3.2.3802.11a Frame Format2

The 802.11a OFDM PHY consists of two sublayers, the PLCP sublayer and the PMD sublayer, as shown in Figure 3.3. The PLCP sublayer maps the 802.11 MPDUs into a frame suitable for transmitting and receiving user data, control and management information between the associated PMD entities. The PMD describes the method of transmitting and receiving data through the wireless channel. The 802.11a PHY is designed to work with the OFDM transmission scheme. The PLCP maps MAC Protocol Data Units (PDUs) into PHY Service Data Unit (PSDU) within the PHY PLCP layer. The resulting frame that is requested to transmit over the channel is called OFDM PLCP frame and is started with a PLCP preamble followed by a SIGNAL field and ends with the DATA field. The PLCP Header consists of the following elements: a LENGTH field, a RATE field, one reserved and parity bit, 6 tail bits and a SERVICE field. All of these except for the SERVICE field constitute a separate single OFDM symbol, denoted as SIGNAL, which is transmitted with the most robust combination of modulation and coding rate BPSK1/2. The 12 bits within the LENGTH field of the PLCP Header indicate the length of the PSDU, i.e. the number of bytes inside the PSDU. As stated above, the 802.11a PLCP LENGTH fields has 12 bits, which can theoretically represent up to 4095 byte for the PSDU. Since 11 bit cannot represent up to 2346 byte, which is the maximum length of a MAC Protocol Data Unit (MPDU), 12 bit are required for this field.

Thus, the current 802.11a PHY accepts MPDUs with a frame length of up to 4095 byte. However, the 802.11 MAC will not feed such a long MPDU to the PHY, MPDUs are limited to 2346 byte in length. The tail bits in the SIGNAL symbol allow decoding the RATE and the LENGTH fields immediately after their reception. The knowledge of RATE and LENGTH is required for decoding the DATA part of the frame. The resulting OFDM PLCP frame consists of three parts, the PLCP Preamble followed by the SIGNAL field and the DATA field.
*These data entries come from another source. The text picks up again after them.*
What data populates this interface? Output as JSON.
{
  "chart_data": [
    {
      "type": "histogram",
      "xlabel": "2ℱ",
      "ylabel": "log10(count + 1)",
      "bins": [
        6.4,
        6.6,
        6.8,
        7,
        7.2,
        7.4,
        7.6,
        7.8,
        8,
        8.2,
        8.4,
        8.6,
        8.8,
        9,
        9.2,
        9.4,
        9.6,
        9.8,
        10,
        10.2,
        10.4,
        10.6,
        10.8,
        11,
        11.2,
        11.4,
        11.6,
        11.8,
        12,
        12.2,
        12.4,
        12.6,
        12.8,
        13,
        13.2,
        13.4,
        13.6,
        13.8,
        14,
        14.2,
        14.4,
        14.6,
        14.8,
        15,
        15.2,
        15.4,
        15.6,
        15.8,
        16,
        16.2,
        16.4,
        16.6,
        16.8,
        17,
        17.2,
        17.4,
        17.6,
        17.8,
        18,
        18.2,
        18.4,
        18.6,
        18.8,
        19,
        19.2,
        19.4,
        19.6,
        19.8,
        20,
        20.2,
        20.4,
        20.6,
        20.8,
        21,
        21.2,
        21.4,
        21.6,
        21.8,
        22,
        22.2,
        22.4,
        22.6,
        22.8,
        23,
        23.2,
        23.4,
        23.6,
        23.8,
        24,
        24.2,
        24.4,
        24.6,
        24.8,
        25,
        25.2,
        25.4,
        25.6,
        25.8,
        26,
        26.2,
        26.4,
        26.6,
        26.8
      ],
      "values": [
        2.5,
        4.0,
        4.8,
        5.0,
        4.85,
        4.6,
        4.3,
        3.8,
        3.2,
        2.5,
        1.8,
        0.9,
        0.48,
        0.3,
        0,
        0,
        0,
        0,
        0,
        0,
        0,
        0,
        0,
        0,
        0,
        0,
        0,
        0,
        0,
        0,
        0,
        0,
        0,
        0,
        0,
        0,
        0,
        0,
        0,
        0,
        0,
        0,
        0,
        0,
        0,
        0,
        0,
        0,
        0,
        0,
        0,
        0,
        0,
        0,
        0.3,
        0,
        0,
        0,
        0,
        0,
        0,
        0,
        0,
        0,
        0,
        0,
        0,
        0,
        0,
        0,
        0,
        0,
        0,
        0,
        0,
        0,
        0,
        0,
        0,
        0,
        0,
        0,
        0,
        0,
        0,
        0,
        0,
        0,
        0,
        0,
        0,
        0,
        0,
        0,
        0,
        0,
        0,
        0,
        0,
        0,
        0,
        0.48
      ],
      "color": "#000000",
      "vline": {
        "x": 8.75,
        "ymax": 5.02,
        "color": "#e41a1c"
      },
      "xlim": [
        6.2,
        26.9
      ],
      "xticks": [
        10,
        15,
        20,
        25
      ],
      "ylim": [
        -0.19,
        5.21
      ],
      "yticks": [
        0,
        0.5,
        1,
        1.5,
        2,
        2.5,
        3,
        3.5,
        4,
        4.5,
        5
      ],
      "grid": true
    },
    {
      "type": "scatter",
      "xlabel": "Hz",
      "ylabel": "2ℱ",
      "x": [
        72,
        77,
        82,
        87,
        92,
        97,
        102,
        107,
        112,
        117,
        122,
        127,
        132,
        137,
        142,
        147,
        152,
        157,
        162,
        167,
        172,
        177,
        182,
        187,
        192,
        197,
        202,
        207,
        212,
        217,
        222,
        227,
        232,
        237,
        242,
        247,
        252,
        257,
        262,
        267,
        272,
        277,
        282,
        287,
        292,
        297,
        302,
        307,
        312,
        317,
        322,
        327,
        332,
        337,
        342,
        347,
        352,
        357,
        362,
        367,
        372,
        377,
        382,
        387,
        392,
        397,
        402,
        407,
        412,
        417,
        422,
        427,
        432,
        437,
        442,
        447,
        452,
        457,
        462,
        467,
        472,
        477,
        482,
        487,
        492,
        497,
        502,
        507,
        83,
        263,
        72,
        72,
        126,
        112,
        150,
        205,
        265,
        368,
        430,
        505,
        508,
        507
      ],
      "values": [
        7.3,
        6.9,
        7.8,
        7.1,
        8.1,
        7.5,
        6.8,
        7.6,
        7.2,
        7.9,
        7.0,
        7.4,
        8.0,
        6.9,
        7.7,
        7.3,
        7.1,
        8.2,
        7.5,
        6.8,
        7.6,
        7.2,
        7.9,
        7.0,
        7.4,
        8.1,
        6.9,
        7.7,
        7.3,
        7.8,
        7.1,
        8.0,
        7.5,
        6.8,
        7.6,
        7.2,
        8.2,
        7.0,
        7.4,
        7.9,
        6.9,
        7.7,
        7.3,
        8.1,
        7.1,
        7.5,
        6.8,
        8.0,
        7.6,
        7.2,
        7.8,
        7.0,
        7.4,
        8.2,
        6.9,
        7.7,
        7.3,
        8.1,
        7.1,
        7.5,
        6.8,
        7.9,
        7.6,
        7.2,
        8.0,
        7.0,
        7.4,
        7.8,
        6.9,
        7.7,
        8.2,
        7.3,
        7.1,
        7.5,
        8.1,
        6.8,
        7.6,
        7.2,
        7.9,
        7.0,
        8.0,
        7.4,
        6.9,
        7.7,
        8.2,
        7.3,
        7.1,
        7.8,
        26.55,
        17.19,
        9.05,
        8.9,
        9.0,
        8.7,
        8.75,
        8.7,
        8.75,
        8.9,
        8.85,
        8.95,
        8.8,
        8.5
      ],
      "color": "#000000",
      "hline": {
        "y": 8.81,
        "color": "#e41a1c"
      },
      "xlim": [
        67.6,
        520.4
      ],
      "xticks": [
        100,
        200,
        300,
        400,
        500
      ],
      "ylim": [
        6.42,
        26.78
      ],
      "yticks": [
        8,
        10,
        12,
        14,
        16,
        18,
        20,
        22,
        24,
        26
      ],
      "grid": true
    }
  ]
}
Figure 3.3 shows the structure of the frames in all sublayers. The frame body of a data frame consists of the MSDU, which is the data to be delivered across the BSS, or DSS. There are four addresses in the MAC header of an MPDU. These addresses are Source Address (SA), Destination Address (DA), Transmitting station Address (TA), and Receiving station Address (RA), denoted as addr 1 ... addr 4, respec-

2In this thesis, when PPDUs are transmitted on the channel, this is referred to as MSDU Delivery, frame transmission, or DATA transmission.